The Patriots defense absolutely played a great game, of course. Even if the Rams were capable of testing them, there was no indication that the result would be anything different. We’ll never know, though, because throughout the night, the Rams never seemed to be in the frame of mind to possibly produce the one amazing play they needed. That seemed to be a pervasive feeling among those players and coaches after the game, too.

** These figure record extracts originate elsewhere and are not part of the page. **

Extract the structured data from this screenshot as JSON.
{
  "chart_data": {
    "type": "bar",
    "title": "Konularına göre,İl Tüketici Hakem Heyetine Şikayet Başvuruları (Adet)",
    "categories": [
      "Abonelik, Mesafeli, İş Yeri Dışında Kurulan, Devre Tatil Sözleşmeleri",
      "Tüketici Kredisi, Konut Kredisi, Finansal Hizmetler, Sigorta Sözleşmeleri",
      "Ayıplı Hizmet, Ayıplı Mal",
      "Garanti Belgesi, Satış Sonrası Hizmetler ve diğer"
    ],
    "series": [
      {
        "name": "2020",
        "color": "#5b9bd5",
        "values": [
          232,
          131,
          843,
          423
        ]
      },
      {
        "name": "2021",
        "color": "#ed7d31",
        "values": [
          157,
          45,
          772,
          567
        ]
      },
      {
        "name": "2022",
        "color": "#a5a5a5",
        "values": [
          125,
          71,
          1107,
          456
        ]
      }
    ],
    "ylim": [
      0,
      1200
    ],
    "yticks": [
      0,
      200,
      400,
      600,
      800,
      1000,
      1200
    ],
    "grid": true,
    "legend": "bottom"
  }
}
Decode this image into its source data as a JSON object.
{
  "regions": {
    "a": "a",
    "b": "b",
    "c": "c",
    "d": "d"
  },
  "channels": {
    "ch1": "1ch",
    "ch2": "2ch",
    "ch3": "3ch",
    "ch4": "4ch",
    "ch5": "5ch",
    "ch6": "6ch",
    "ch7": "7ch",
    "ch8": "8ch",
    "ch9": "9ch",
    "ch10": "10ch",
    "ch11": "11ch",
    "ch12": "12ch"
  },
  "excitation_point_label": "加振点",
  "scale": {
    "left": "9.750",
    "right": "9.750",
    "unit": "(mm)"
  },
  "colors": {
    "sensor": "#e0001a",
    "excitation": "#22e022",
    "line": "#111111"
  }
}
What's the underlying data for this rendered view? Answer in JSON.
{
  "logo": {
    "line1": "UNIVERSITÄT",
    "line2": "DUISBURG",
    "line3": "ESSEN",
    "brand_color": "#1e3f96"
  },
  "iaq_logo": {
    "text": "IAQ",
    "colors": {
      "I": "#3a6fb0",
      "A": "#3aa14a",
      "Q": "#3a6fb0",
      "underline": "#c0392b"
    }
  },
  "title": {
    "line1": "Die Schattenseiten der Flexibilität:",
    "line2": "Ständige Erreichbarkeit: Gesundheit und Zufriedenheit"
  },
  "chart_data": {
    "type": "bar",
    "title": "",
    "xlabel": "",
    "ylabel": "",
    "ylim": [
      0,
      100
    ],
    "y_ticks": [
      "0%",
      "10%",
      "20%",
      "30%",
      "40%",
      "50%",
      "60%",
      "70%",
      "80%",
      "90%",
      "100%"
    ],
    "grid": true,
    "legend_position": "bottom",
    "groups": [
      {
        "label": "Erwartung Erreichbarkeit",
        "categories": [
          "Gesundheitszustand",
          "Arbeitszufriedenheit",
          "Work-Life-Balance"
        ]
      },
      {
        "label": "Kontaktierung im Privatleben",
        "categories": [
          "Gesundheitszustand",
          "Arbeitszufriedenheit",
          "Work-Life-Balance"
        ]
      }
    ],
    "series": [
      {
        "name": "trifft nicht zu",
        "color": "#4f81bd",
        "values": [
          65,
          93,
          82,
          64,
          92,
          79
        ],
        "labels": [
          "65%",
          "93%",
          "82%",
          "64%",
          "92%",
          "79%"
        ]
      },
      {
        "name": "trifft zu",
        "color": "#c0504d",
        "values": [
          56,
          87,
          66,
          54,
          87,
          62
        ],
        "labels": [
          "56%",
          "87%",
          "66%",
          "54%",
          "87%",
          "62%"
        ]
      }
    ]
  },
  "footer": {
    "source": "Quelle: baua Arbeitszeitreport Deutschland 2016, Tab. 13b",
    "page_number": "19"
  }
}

I’m not even sure the game was interesting enough to meme, but if it was, the Rams are going to have a difficult time living down the last two weeks. If getting helped by a referee to get to the Super Bowl was bad, then playing limp and seemingly getting cemented as a fraud is even worse. This will be an immensely difficult offseason for a Rams team that, if it isn’t too emotionally hamstrung, returns the nucleus of what should be another contending team in 2019.

I hope the Rams bounce back, because they have undoubtedly been good for the NFL. Fast, motion- and action-heavy, RPO-laden offenses are effective — there’s a reason why so many teams are finding coaches who seem to have a vague connection to McVay — but more importantly they’re a lot of fun. They produce fewer of those osmosis-like games and more games like the 54-51 burner between the Chiefs and Rams in Week 11, which had so many breathless moments between two peaking teams that it was hailed as perhaps the greatest NFL game ever. A game that, despite what the score might lead you to believe, hinged on great defense as much as offense.

That should be the emblem of this season, not the awkward 13-3 snoozer we received Sunday night. And in a way, it’s encouraging that such a nondescript game occurred. The NFL is fundamentally broken. Teams have no fiscal incentive to be any good thanks to revenue sharing and a rich, long-term TV contract that pays them handsomely regardless whether they go 2-14 or 14-2. At their worst, bad teams play a lot of games that look like the Super Bowl did. But the fact that Sunday’s game felt especially bad is a feeling worth dissecting.

The best thing we can say about the Super Bowl is that it seemed to be a fluke, the defect that occasionally gets spat out whenever conditions are exactly right: a matchup no one wanted to watch that also wasn’t worth watching. And yet by way of contrast, it also emphasized how the NFL mostly seems to be becoming a better league to watch overall, despite its fundamental flaws.

A game like the Super Bowl isn’t normal anymore. And if that’s the case, there may be no better exception that could have proved the rule. The 2019 Super Bowl was awful, and I have never been more excited for next season.